JDBC execution mode

You need to understand how JDBC mode interacts with Apache Hive components to write Hive tables from Spark through HWC. Where your queries are executed affects configuration. Understanding execution locations and recommendations help you configure JDBC execution mode for your use case.

Component Interaction

JDBC mode creates only one JDBC connection to HiveServer (HS2) or HiveServer Interactive (HSI), a potential bottleneck in data transfer to Spark. The following diagram shows interaction in JDBC mode with Hive metastore (HMS), the TEZ or LLAP daemons, and HDFS.

HWC writes to an intermediate location from Spark, and then executes a LOAD DATA query to write the data.

Configuration

In JDBC mode, execution takes place in these locations:

  • Driver: Using the Hive JDBC url, connects to Hive and executes the query on the driver side.
  • Cluster: From Spark executors, connects to Hive through JDBC and executes the query.

Authorization occurs on the server.

JDBC mode runs in the client or cluster:
  • Client (Driver)

    In client mode, any failures to connect to HiveServer (HS2) will not be retried.

  • Cluster (Executor)--recommended

    In cluster mode any failures to connect to HS2 will be retried automatically.
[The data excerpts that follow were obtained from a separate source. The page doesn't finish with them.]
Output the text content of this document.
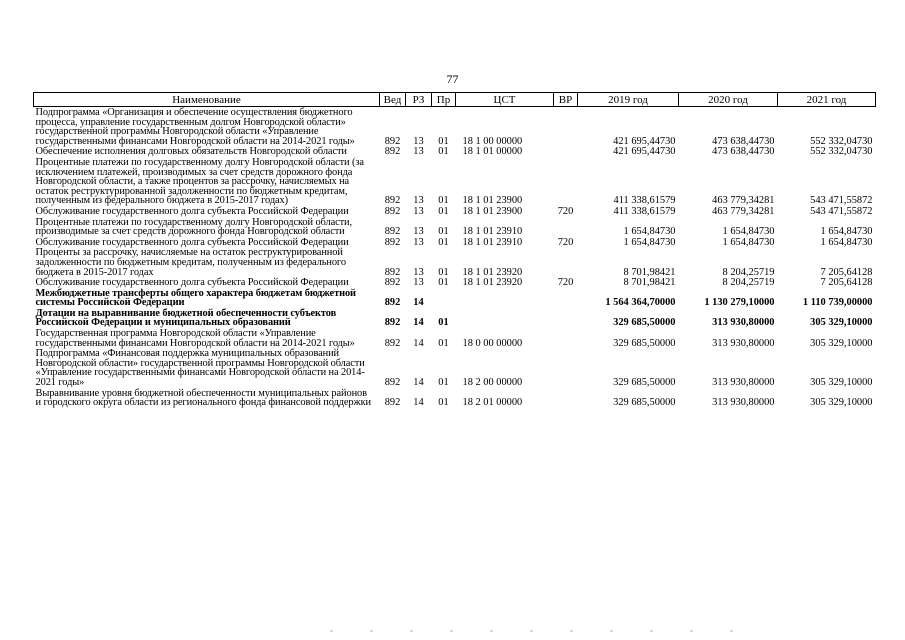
77
Наименование	Вед	РЗ	Пр	ЦСТ	ВР	2019 год	2020 год	2021 год
Подпрограмма «Организация и обеспечение осуществления бюджетного процесса, управление государственным долгом Новгородской области» государственной программы Новгородской области «Управление государственными финансами Новгородской области на 2014-2021 годы»	892	13	01	18 1 00 00000		421 695,44730	473 638,44730	552 332,04730
Обеспечение исполнения долговых обязательств Новгородской области	892	13	01	18 1 01 00000		421 695,44730	473 638,44730	552 332,04730
Процентные платежи по государственному долгу Новгородской области (за исключением платежей, производимых за счет средств дорожного фонда Новгородской области, а также процентов за рассрочку, начисляемых на остаток реструктурированной задолженности по бюджетным кредитам, полученным из федерального бюджета в 2015-2017 годах)	892	13	01	18 1 01 23900		411 338,61579	463 779,34281	543 471,55872
Обслуживание государственного долга субъекта Российской Федерации	892	13	01	18 1 01 23900	720	411 338,61579	463 779,34281	543 471,55872
Процентные платежи по государственному долгу Новгородской области, производимые за счет средств дорожного фонда Новгородской области	892	13	01	18 1 01 23910		1 654,84730	1 654,84730	1 654,84730
Обслуживание государственного долга субъекта Российской Федерации	892	13	01	18 1 01 23910	720	1 654,84730	1 654,84730	1 654,84730
Проценты за рассрочку, начисляемые на остаток реструктурированной задолженности по бюджетным кредитам, полученным из федерального бюджета в 2015-2017 годах	892	13	01	18 1 01 23920		8 701,98421	8 204,25719	7 205,64128
Обслуживание государственного долга субъекта Российской Федерации	892	13	01	18 1 01 23920	720	8 701,98421	8 204,25719	7 205,64128
Межбюджетные трансферты общего характера бюджетам бюджетной системы Российской Федерации	892	14				1 564 364,70000	1 130 279,10000	1 110 739,00000
Дотации на выравнивание бюджетной обеспеченности субъектов Российской Федерации и муниципальных образований	892	14	01			329 685,50000	313 930,80000	305 329,10000
Государственная программа Новгородской области «Управление государственными финансами Новгородской области на 2014-2021 годы»	892	14	01	18 0 00 00000		329 685,50000	313 930,80000	305 329,10000
Подпрограмма «Финансовая поддержка муниципальных образований Новгородской области» государственной программы Новгородской области «Управление государственными финансами Новгородской области на 2014-2021 годы»	892	14	01	18 2 00 00000		329 685,50000	313 930,80000	305 329,10000
Выравнивание уровня бюджетной обеспеченности муниципальных районов и городского округа области из регионального фонда финансовой поддержки	892	14	01	18 2 01 00000		329 685,50000	313 930,80000	305 329,10000
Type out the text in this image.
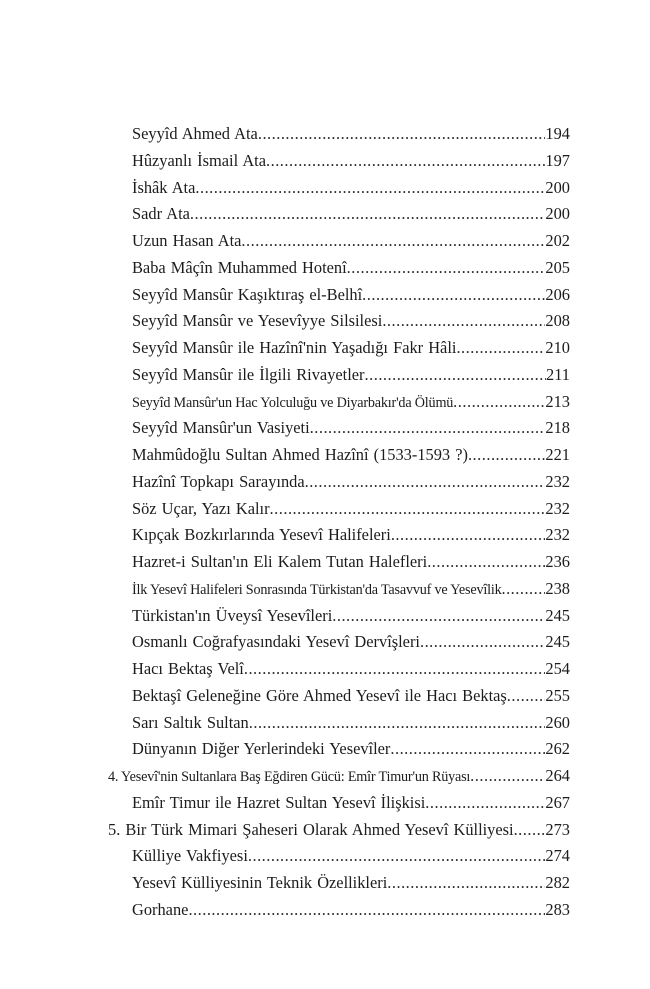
Seyyîd Ahmed Ata .....	194
Hûzyanlı İsmail Ata .....	197
İshâk Ata .....	200
Sadr Ata .....	200
Uzun Hasan Ata .....	202
Baba Mâçîn Muhammed Hotenî .....	205
Seyyîd Mansûr Kaşıktıraş el-Belhî .....	206
Seyyîd Mansûr ve Yesevîyye Silsilesi .....	208
Seyyîd Mansûr ile Hazînî'nin Yaşadığı Fakr Hâli .....	210
Seyyîd Mansûr ile İlgili Rivayetler .....	211
Seyyîd Mansûr'un Hac Yolculuğu ve Diyarbakır'da Ölümü .....	213
Seyyîd Mansûr'un Vasiyeti .....	218
Mahmûdoğlu Sultan Ahmed Hazînî (1533-1593 ?) .....	221
Hazînî Topkapı Sarayında .....	232
Söz Uçar, Yazı Kalır .....	232
Kıpçak Bozkırlarında Yesevî Halifeleri .....	232
Hazret-i Sultan'ın Eli Kalem Tutan Halefleri .....	236
İlk Yesevî Halifeleri Sonrasında Türkistan'da Tasavvuf ve Yesevîlik .....	238
Türkistan'ın Üveysî Yesevîleri .....	245
Osmanlı Coğrafyasındaki Yesevî Dervîşleri .....	245
Hacı Bektaş Velî .....	254
Bektaşî Geleneğine Göre Ahmed Yesevî ile Hacı Bektaş ..... 255
Sarı Saltık Sultan .....	260
Dünyanın Diğer Yerlerindeki Yesevîler .....	262
4. Yesevî'nin Sultanlara Baş Eğdiren Gücü: Emîr Timur'un Rüyası .....	264
Emîr Timur ile Hazret Sultan Yesevî İlişkisi .....	267
5. Bir Türk Mimari Şaheseri Olarak Ahmed Yesevî Külliyesi ..... 273
Külliye Vakfiyesi .....	274
Yesevî Külliyesinin Teknik Özellikleri .....	282
Gorhane .....	283
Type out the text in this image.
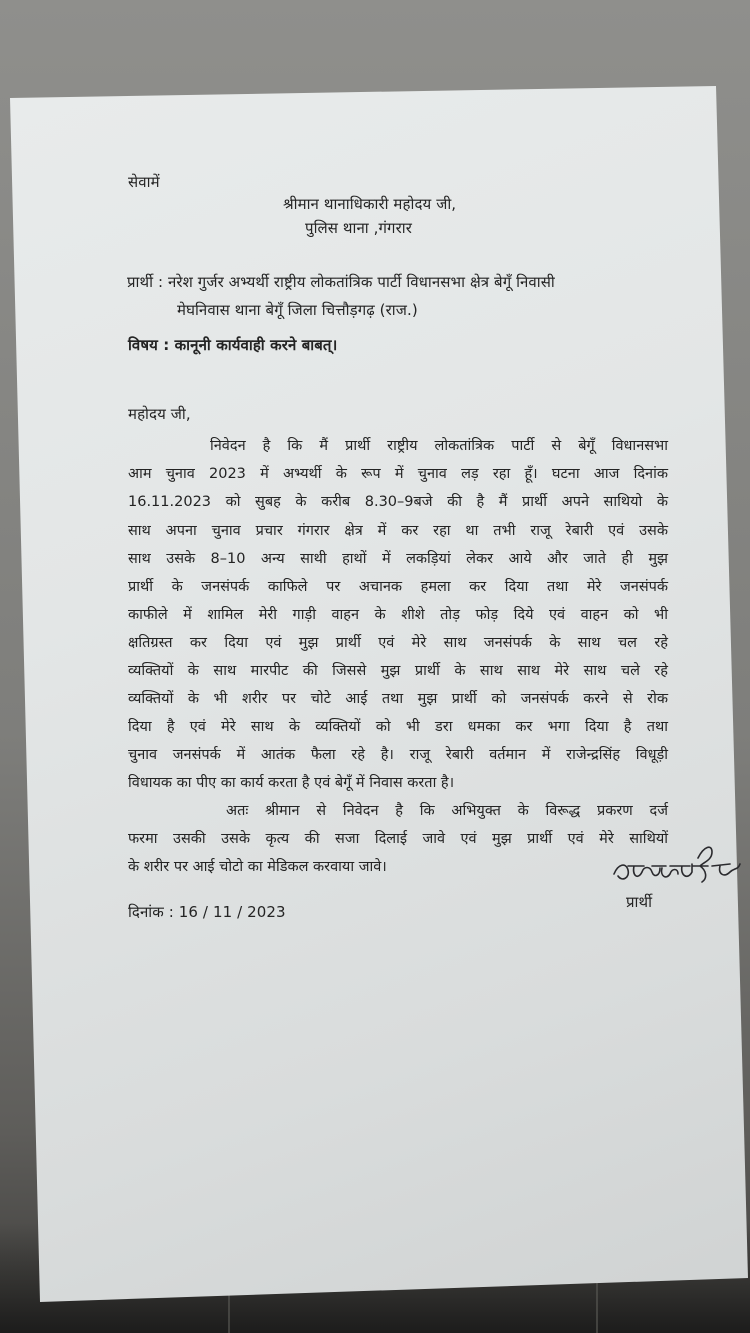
सेवामें
श्रीमान थानाधिकारी महोदय जी,
पुलिस थाना ,गंगरार
प्रार्थी : नरेश गुर्जर अभ्यर्थी राष्ट्रीय लोकतांत्रिक पार्टी विधानसभा क्षेत्र बेगूँ निवासी
मेघनिवास थाना बेगूँ जिला चित्तौड़गढ़ (राज.)
विषय : कानूनी कार्यवाही करने बाबत्।
महोदय जी,
निवेदन है कि मैं प्रार्थी राष्ट्रीय लोकतांत्रिक पार्टी से बेगूँ विधानसभा
आम चुनाव 2023 में अभ्यर्थी के रूप में चुनाव लड़ रहा हूँ। घटना आज दिनांक
16.11.2023 को सुबह के करीब 8.30–9बजे की है मैं प्रार्थी अपने साथियो के
साथ अपना चुनाव प्रचार गंगरार क्षेत्र में कर रहा था तभी राजू रेबारी एवं उसके
साथ उसके 8–10 अन्य साथी हाथों में लकड़ियां लेकर आये और जाते ही मुझ
प्रार्थी के जनसंपर्क काफिले पर अचानक हमला कर दिया तथा मेरे जनसंपर्क
काफीले में शामिल मेरी गाड़ी वाहन के शीशे तोड़ फोड़ दिये एवं वाहन को भी
क्षतिग्रस्त कर दिया एवं मुझ प्रार्थी एवं मेरे साथ जनसंपर्क के साथ चल रहे
व्यक्तियों के साथ मारपीट की जिससे मुझ प्रार्थी के साथ साथ मेरे साथ चले रहे
व्यक्तियों के भी शरीर पर चोटे आई तथा मुझ प्रार्थी को जनसंपर्क करने से रोक
दिया है एवं मेरे साथ के व्यक्तियों को भी डरा धमका कर भगा दिया है तथा
चुनाव जनसंपर्क में आतंक फैला रहे है। राजू रेबारी वर्तमान में राजेन्द्रसिंह विधूड़ी
विधायक का पीए का कार्य करता है एवं बेगूँ में निवास करता है।
अतः श्रीमान से निवेदन है कि अभियुक्त के विरूद्ध प्रकरण दर्ज
फरमा उसकी उसके कृत्य की सजा दिलाई जावे एवं मुझ प्रार्थी एवं मेरे साथियों
के शरीर पर आई चोटो का मेडिकल करवाया जावे।
नरेशगुर्जर प्रार्थी
दिनांक : 16 / 11 / 2023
JDBC mode is not recommended for production. Where your queries are executed affects the Kerberos configurations for HWC.

In configuration/spark-defaults.conf, or using the --conf option in spark-submit/spark-shell set the following properties:

Name: spark.datasource.hive.warehouse.read.jdbc.mode
Value: client or cluster
Configures the driver location.
Name: spark.sql.hive.hiveserver2.jdbc.url
Value:
The JDBC endpoint for HiveServer. For more information, see the Apache Hive Wiki (link below). For Knox, provide the HiveServer, not Knox, endpoint.
Name: spark.datasource.hive.warehouse.load.staging.dir
Value: Temporary staging location required by HWC. Set the value to a file system location where the HWC user has write permission.
Name: spark.hadoop.hive.zookeeper.quorum

JDBC Mode Limitations

  • If you configured Auto Translate, run JDBC in cluster mode.
  • JDBC mode is not recommended for production because bottlenecks develop in data transfer to Spark.